I have an input string that looks something like this:

$txt = '!1 aaa !2 bb bb !5 cc cc cc !4 dd';

In other words, I have a number of fields, each starting with an exclamation mark and a digit.

It want to turn this into something like this:

<div class="x1">aaa</div>
<div class="x2">bb bb</div>
<div class="x5">cc cc cc</div>
<div class="x4">dd</div>

where the div class derives from the digit following the exclamation mark in the input string.

I've tried this PHP command:

preg_replace("/!([0-9]) (.*) !/U", "<div class=\"x\\1\">\\2</div>\n!", $txt)

But that produces this output:

<div class="x1">aaa</div>
!2 bb bb <div class="x5">cc cc cc</div>
!4 dd

It's obvious that the last field (!4 dd) is not matched, since it doesn't have a final !. And I assume that the second field (!2 bb bb) is not matched because its initial ! actually comes from the replacement of the first string.

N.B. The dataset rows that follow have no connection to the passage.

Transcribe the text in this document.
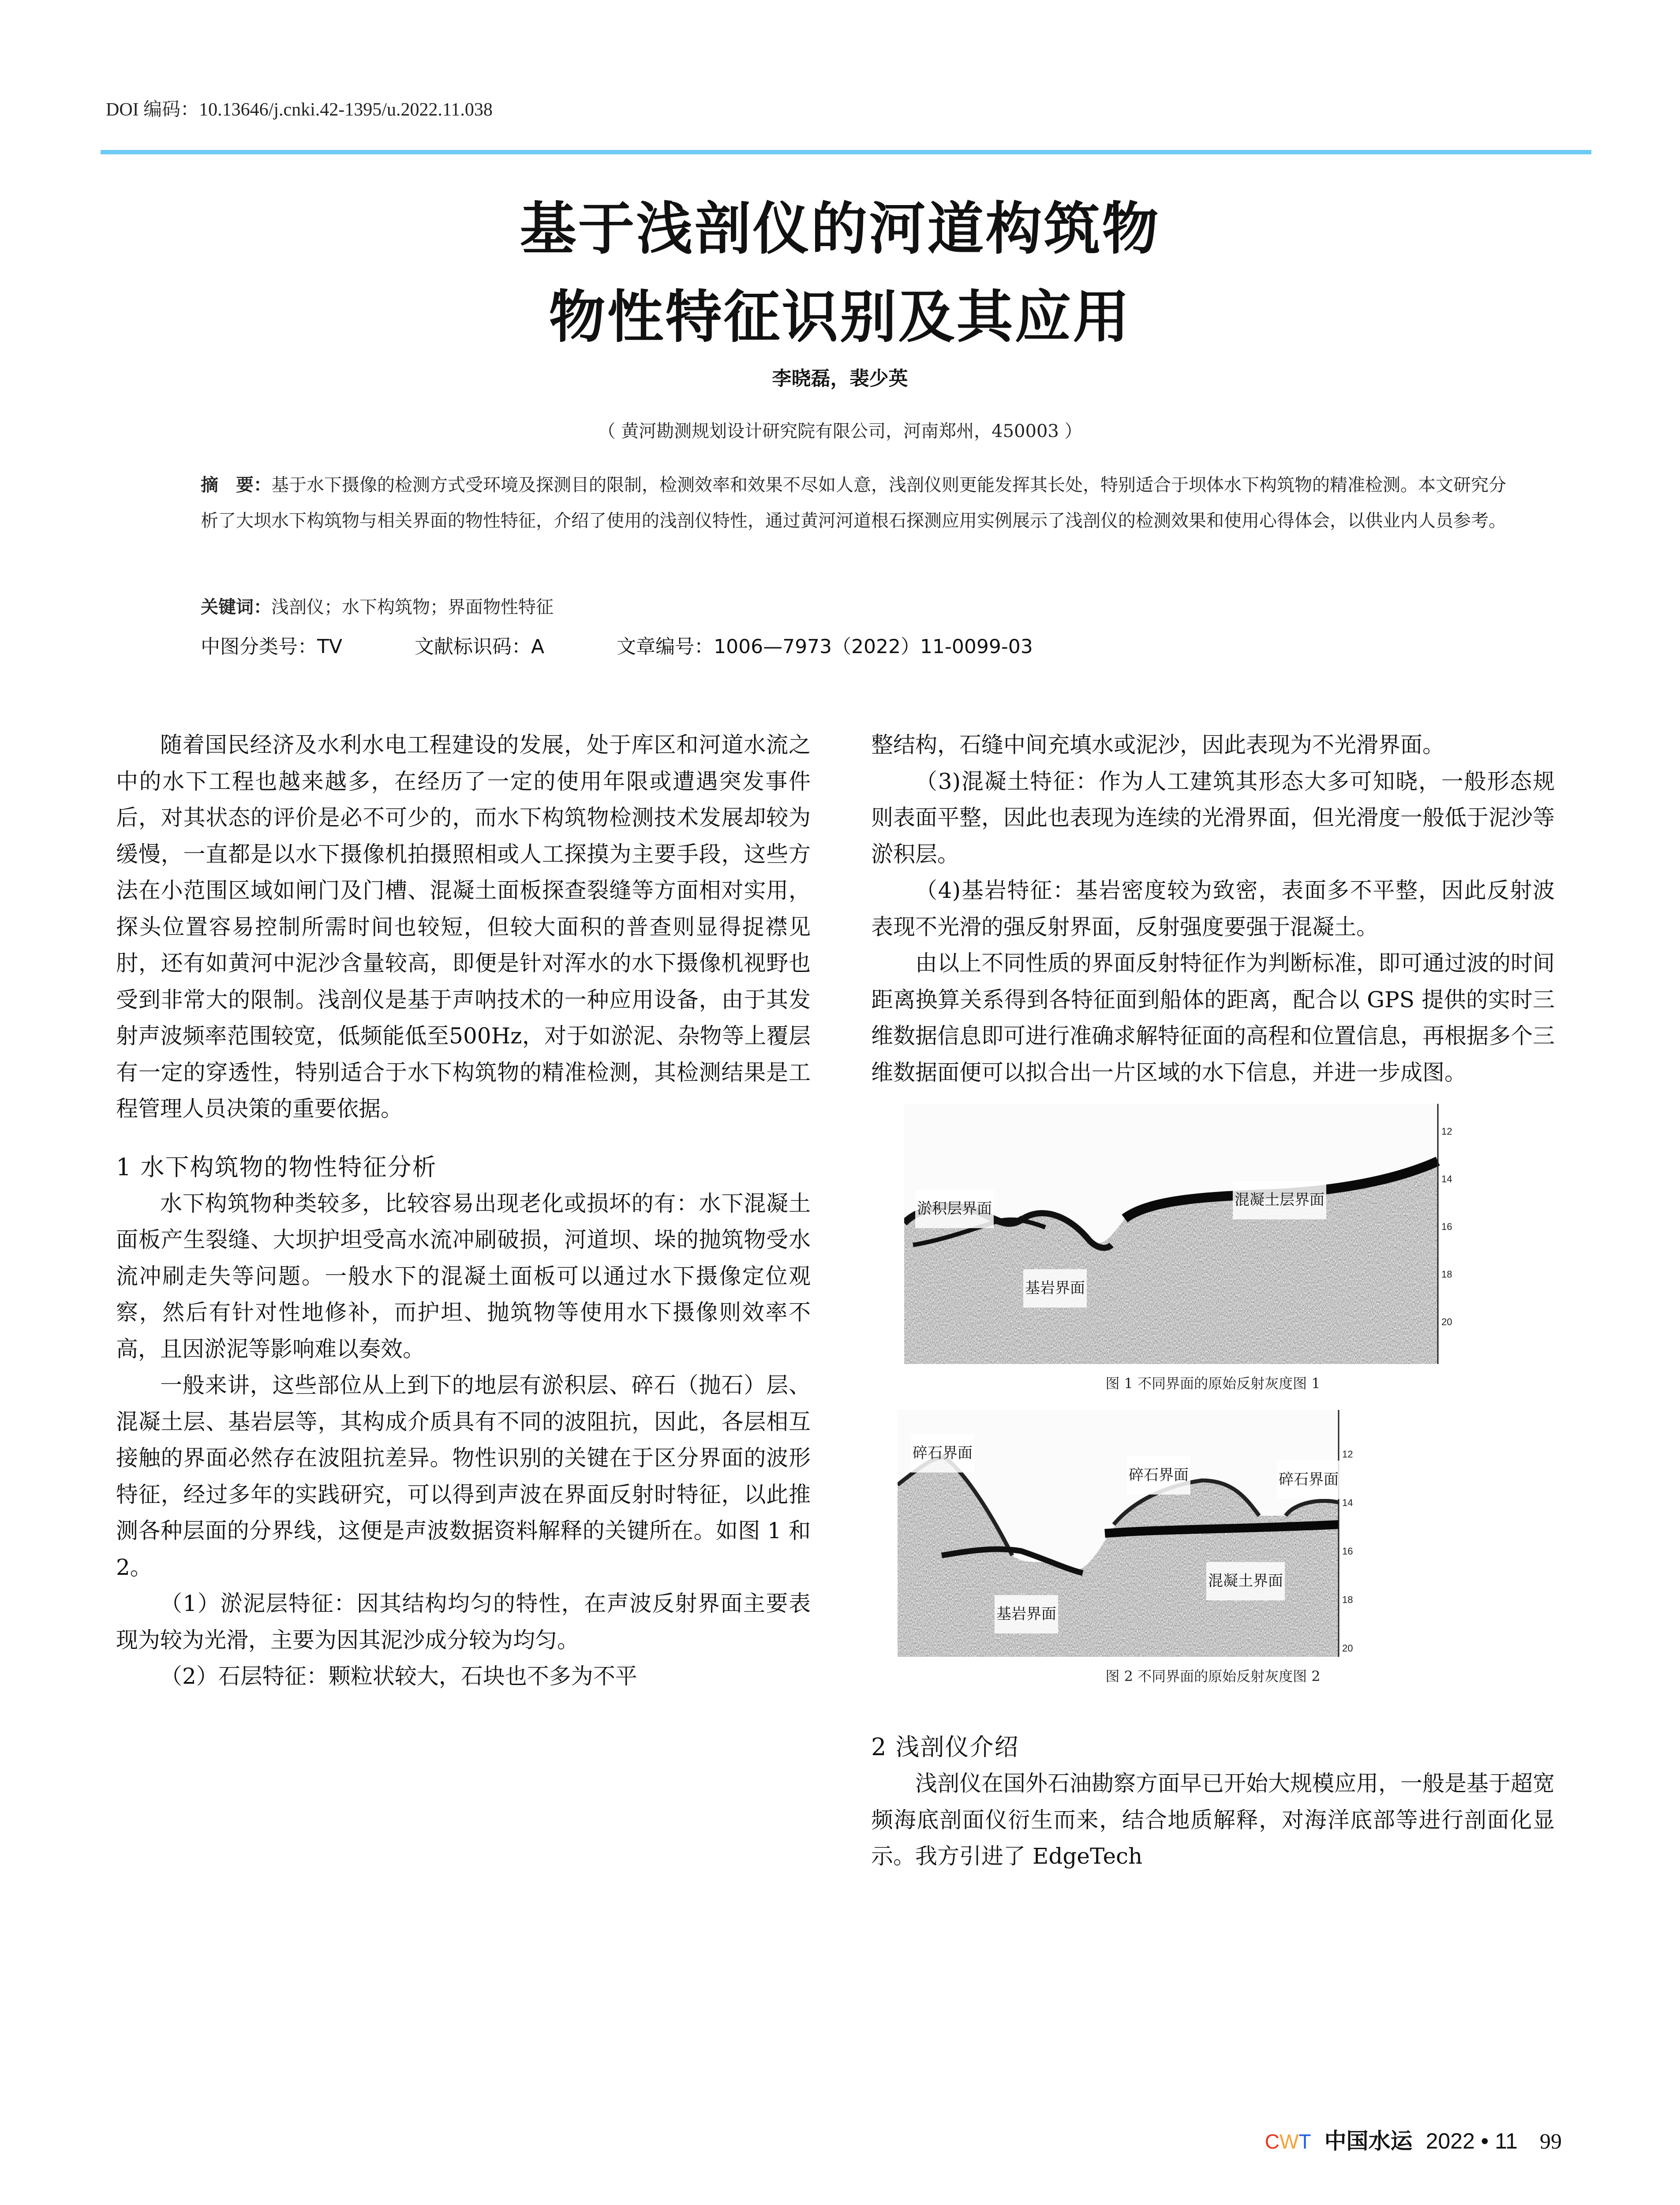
DOI 编码：10.13646/j.cnki.42-1395/u.2022.11.038
基于浅剖仪的河道构筑物
物性特征识别及其应用
李晓磊，裴少英
（ 黄河勘测规划设计研究院有限公司，河南郑州，450003 ）
摘　要：基于水下摄像的检测方式受环境及探测目的限制，检测效率和效果不尽如人意，浅剖仪则更能发挥其长处，特别适合于坝体水下构筑物的精准检测。本文研究分析了大坝水下构筑物与相关界面的物性特征，介绍了使用的浅剖仪特性，通过黄河河道根石探测应用实例展示了浅剖仪的检测效果和使用心得体会，以供业内人员参考。
关键词：浅剖仪；水下构筑物；界面物性特征
中图分类号：TV	文献标识码：A	文章编号：1006—7973（2022）11-0099-03

随着国民经济及水利水电工程建设的发展，处于库区和河道水流之中的水下工程也越来越多，在经历了一定的使用年限或遭遇突发事件后，对其状态的评价是必不可少的，而水下构筑物检测技术发展却较为缓慢，一直都是以水下摄像机拍摄照相或人工探摸为主要手段，这些方法在小范围区域如闸门及门槽、混凝土面板探查裂缝等方面相对实用，探头位置容易控制所需时间也较短，但较大面积的普查则显得捉襟见肘，还有如黄河中泥沙含量较高，即便是针对浑水的水下摄像机视野也受到非常大的限制。浅剖仪是基于声呐技术的一种应用设备，由于其发射声波频率范围较宽，低频能低至500Hz，对于如淤泥、杂物等上覆层有一定的穿透性，特别适合于水下构筑物的精准检测，其检测结果是工程管理人员决策的重要依据。

1 水下构筑物的物性特征分析

水下构筑物种类较多，比较容易出现老化或损坏的有：水下混凝土面板产生裂缝、大坝护坦受高水流冲刷破损，河道坝、垛的抛筑物受水流冲刷走失等问题。一般水下的混凝土面板可以通过水下摄像定位观察，然后有针对性地修补，而护坦、抛筑物等使用水下摄像则效率不高，且因淤泥等影响难以奏效。

一般来讲，这些部位从上到下的地层有淤积层、碎石（抛石）层、混凝土层、基岩层等，其构成介质具有不同的波阻抗，因此，各层相互接触的界面必然存在波阻抗差异。物性识别的关键在于区分界面的波形特征，经过多年的实践研究，可以得到声波在界面反射时特征，以此推测各种层面的分界线，这便是声波数据资料解释的关键所在。如图 1 和 2。

（1）淤泥层特征：因其结构均匀的特性，在声波反射界面主要表现为较为光滑，主要为因其泥沙成分较为均匀。

（2）石层特征：颗粒状较大，石块也不多为不平

整结构，石缝中间充填水或泥沙，因此表现为不光滑界面。

（3)混凝土特征：作为人工建筑其形态大多可知晓，一般形态规则表面平整，因此也表现为连续的光滑界面，但光滑度一般低于泥沙等淤积层。

（4)基岩特征：基岩密度较为致密，表面多不平整，因此反射波表现不光滑的强反射界面，反射强度要强于混凝土。

由以上不同性质的界面反射特征作为判断标准，即可通过波的时间距离换算关系得到各特征面到船体的距离，配合以 GPS 提供的实时三维数据信息即可进行准确求解特征面的高程和位置信息，再根据多个三维数据面便可以拟合出一片区域的水下信息，并进一步成图。

淤积层界面	混凝土层界面
基岩界面
12
14
16
18
20
图 1 不同界面的原始反射灰度图 1
碎石界面
碎石界面	碎石界面
基岩界面
混凝土界面
12
14
16
18
20
图 2 不同界面的原始反射灰度图 2
2 浅剖仪介绍

浅剖仪在国外石油勘察方面早已开始大规模应用，一般是基于超宽频海底剖面仪衍生而来，结合地质解释，对海洋底部等进行剖面化显示。我方引进了 EdgeTech

CWT 中国水运 2022 • 11 99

So, I guess I know why it isn't working, but I can't work out how to do this correctly.

Answer 1

You can use

echo preg_replace('~!(\d+)\s*(.*?)\s*(?=!\d|$)~s', "<div class=\"x\$1\">\$2</div>\n", $txt);

See the regex demo and the PHP demo. Details:

• ! - a ! char
• (\d+) - Group 1: one or more digits
• \s* - zero or more whitespaces
• (.*?) - Group 2: any zero or more chars as few as possible
• \s* - zero or more whitespaces
• (?=!\d|$) - a positive lookahead that matches a location that is immediately followed with a ! + digit or end of string.